O que esses dois casos têm em comum? Além de constituírem episódios particulares da história europeia, eles apontam para um princípio mais geral da filosofia, enunciado desde Heráclito de Éfeso, na Grécia Antiga: uma realidade em um sentido pode gerar justamente uma outra no sentido oposto; um bem, por vezes, pode gerar um mal, e vice-versa.

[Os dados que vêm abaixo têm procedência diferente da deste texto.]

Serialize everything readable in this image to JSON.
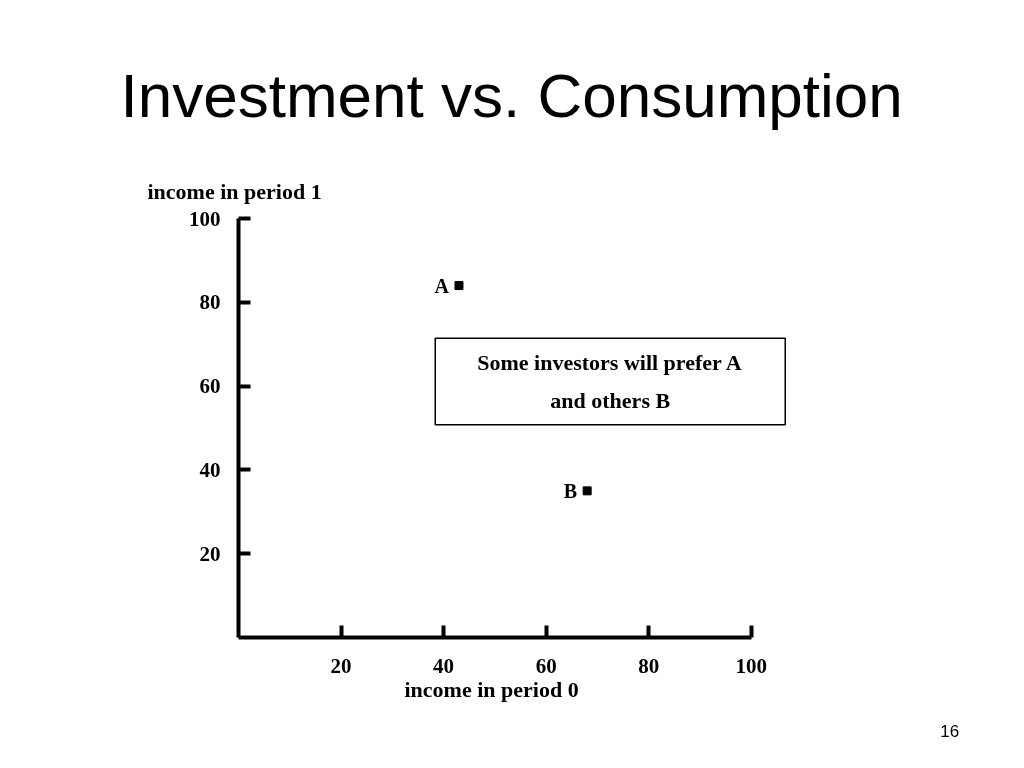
{
  "chart_data": {
    "type": "scatter",
    "title": "Investment vs. Consumption",
    "xlabel": "income in period 0",
    "ylabel": "income in period 1",
    "xlim": [
      0,
      100
    ],
    "ylim": [
      0,
      100
    ],
    "xticks": [
      20,
      40,
      60,
      80,
      100
    ],
    "yticks": [
      20,
      40,
      60,
      80,
      100
    ],
    "grid": false,
    "marker": "square",
    "series": [
      {
        "name": "A",
        "color": "#000000",
        "x": [
          43
        ],
        "values": [
          84
        ]
      },
      {
        "name": "B",
        "color": "#000000",
        "x": [
          68
        ],
        "values": [
          35
        ]
      }
    ],
    "annotations": [
      "Some investors will prefer A\nand others B",
      "16"
    ]
  }
}
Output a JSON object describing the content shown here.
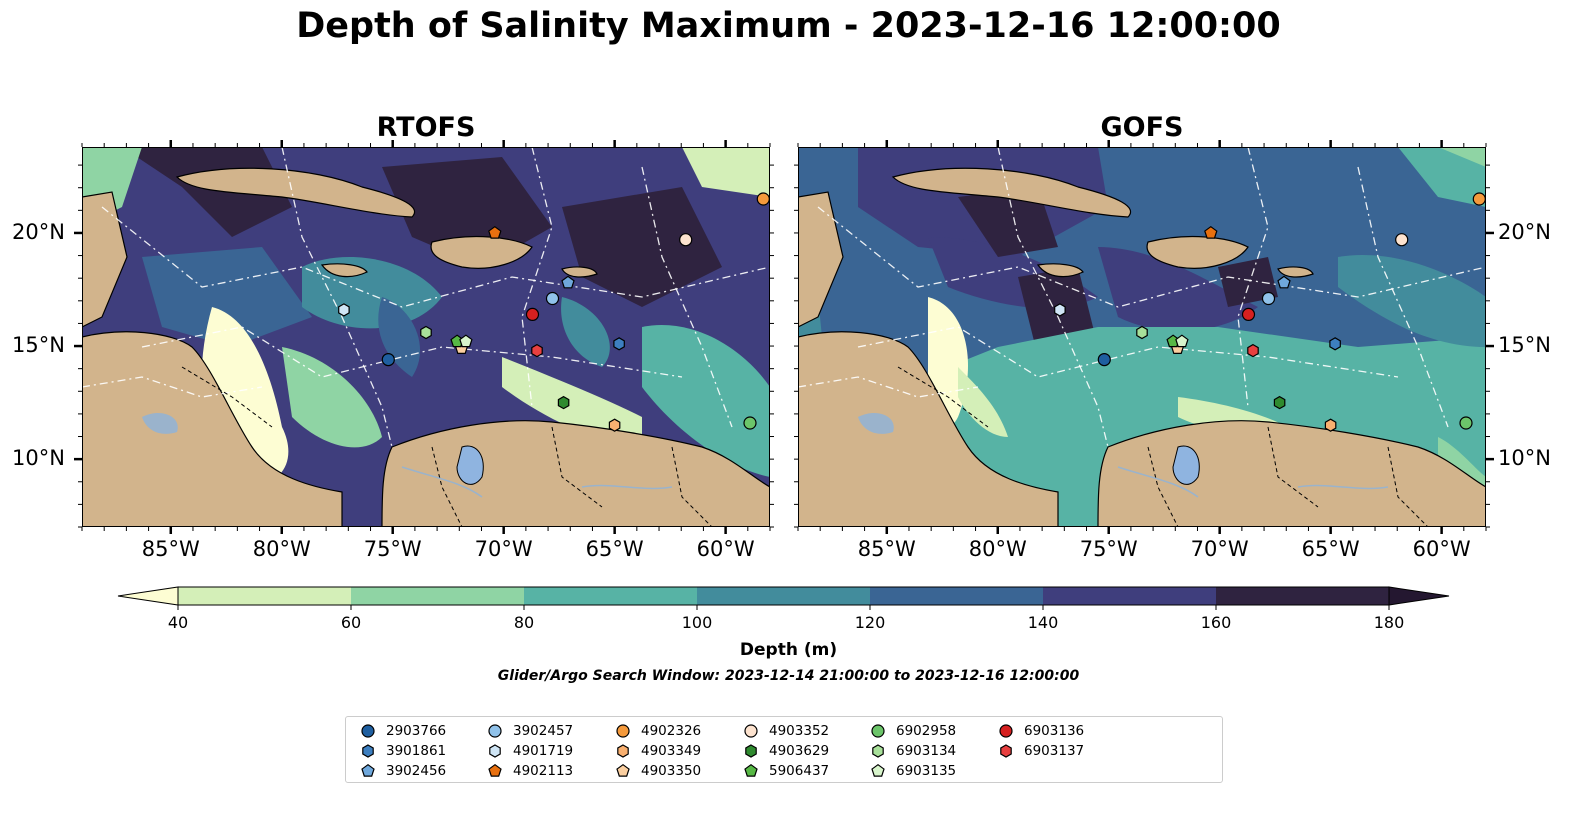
{
  "figure": {
    "title": "Depth of Salinity Maximum - 2023-12-16 12:00:00",
    "panels": [
      {
        "title": "RTOFS"
      },
      {
        "title": "GOFS"
      }
    ],
    "lon_ticks": [
      "85°W",
      "80°W",
      "75°W",
      "70°W",
      "65°W",
      "60°W"
    ],
    "lat_ticks": [
      "20°N",
      "15°N",
      "10°N"
    ],
    "colorbar": {
      "label": "Depth (m)",
      "ticks": [
        "40",
        "60",
        "80",
        "100",
        "120",
        "140",
        "160",
        "180"
      ],
      "colors": [
        "#fdfdd3",
        "#d4efb8",
        "#8fd4a4",
        "#57b3a5",
        "#428c9c",
        "#3a6594",
        "#3f3e7d",
        "#2f2340",
        "#241730"
      ]
    },
    "search_window": "Glider/Argo Search Window: 2023-12-14 21:00:00 to 2023-12-16 12:00:00",
    "land_color": "#d2b48c",
    "lake_color": "#8fb4e0"
  },
  "chart_data": {
    "type": "scatter",
    "xlabel": "",
    "ylabel": "",
    "xlim": [
      -89,
      -58
    ],
    "ylim": [
      7,
      23.8
    ],
    "series": [
      {
        "name": "2903766",
        "marker": "circle",
        "color": "#1f5fa0",
        "points": [
          [
            -75.2,
            14.4
          ]
        ]
      },
      {
        "name": "3901861",
        "marker": "hexagon",
        "color": "#3d7fc0",
        "points": [
          [
            -64.8,
            15.1
          ]
        ]
      },
      {
        "name": "3902456",
        "marker": "pentagon",
        "color": "#6fa8dc",
        "points": [
          [
            -67.1,
            17.8
          ]
        ]
      },
      {
        "name": "3902457",
        "marker": "circle",
        "color": "#90c2ea",
        "points": [
          [
            -67.8,
            17.1
          ]
        ]
      },
      {
        "name": "4901719",
        "marker": "hexagon",
        "color": "#cfe5f5",
        "points": [
          [
            -77.2,
            16.6
          ]
        ]
      },
      {
        "name": "4902113",
        "marker": "pentagon",
        "color": "#e8700f",
        "points": [
          [
            -70.4,
            20.0
          ]
        ]
      },
      {
        "name": "4902326",
        "marker": "circle",
        "color": "#f59a3c",
        "points": [
          [
            -58.3,
            21.5
          ]
        ]
      },
      {
        "name": "4903349",
        "marker": "hexagon",
        "color": "#f9b070",
        "points": [
          [
            -65.0,
            11.5
          ]
        ]
      },
      {
        "name": "4903350",
        "marker": "pentagon",
        "color": "#fbcfa0",
        "points": [
          [
            -71.9,
            14.9
          ]
        ]
      },
      {
        "name": "4903352",
        "marker": "circle",
        "color": "#fde3cf",
        "points": [
          [
            -61.8,
            19.7
          ]
        ]
      },
      {
        "name": "4903629",
        "marker": "hexagon",
        "color": "#2f8a2f",
        "points": [
          [
            -67.3,
            12.5
          ]
        ]
      },
      {
        "name": "5906437",
        "marker": "pentagon",
        "color": "#57b845",
        "points": [
          [
            -72.1,
            15.2
          ]
        ]
      },
      {
        "name": "6902958",
        "marker": "circle",
        "color": "#6cc56a",
        "points": [
          [
            -58.9,
            11.6
          ]
        ]
      },
      {
        "name": "6903134",
        "marker": "hexagon",
        "color": "#a8e09a",
        "points": [
          [
            -73.5,
            15.6
          ]
        ]
      },
      {
        "name": "6903135",
        "marker": "pentagon",
        "color": "#d8f5cc",
        "points": [
          [
            -71.7,
            15.2
          ]
        ]
      },
      {
        "name": "6903136",
        "marker": "circle",
        "color": "#d62020",
        "points": [
          [
            -68.7,
            16.4
          ]
        ]
      },
      {
        "name": "6903137",
        "marker": "hexagon",
        "color": "#e84040",
        "points": [
          [
            -68.5,
            14.8
          ]
        ]
      }
    ]
  }
}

O mesmo princípio aparece também em Shakespeare, por exemplo, na peça "Júlio César". Brutus é levado por seus sentimentos republicanos à conspiração que culmina com o assassinato do ditador Júlio César. Porém, o mesmo republicanismo de Brutus permite que Marco Antônio, aliado de César, não apenas permaneça vivo, mas também discurse ao povo romano. Resultado: o povo fica do lado de Marco Antônio e tem início em Roma uma nova tirania, contrariamente aos desígnios iniciais de Brutus. Ainda em Shakespeare, em "Muito Barulho por Nada", Benedito reflete, falando sobre a música (e seus instrumentos): "Não é estranho que tripas de carneiro possam carregar assim a alma humana?".
Mas ninguém melhor do que Machado de Assis expressou essa ideia, quando, em "Memórias Póstumas de Brás Cubas", o personagem diz: "O vício é muitas vezes o estrume da virtude. O que não impede que a virtude seja uma flor cheirosa e sã". Brás Cubas, ainda que por motivos torpes, de alguma maneira ajudava a pobre Dona Plácida.
Por que estou dizendo tudo isso? Para além do valor intrínseco do princípio filosófico, pode ser útil também lembrarmos que a percepção da nossa própria ignorância, ao menos sobre certos assuntos, é um requisito essencial à verdadeira busca pelo conhecimento – desde a dialética socrática até o método científico atual.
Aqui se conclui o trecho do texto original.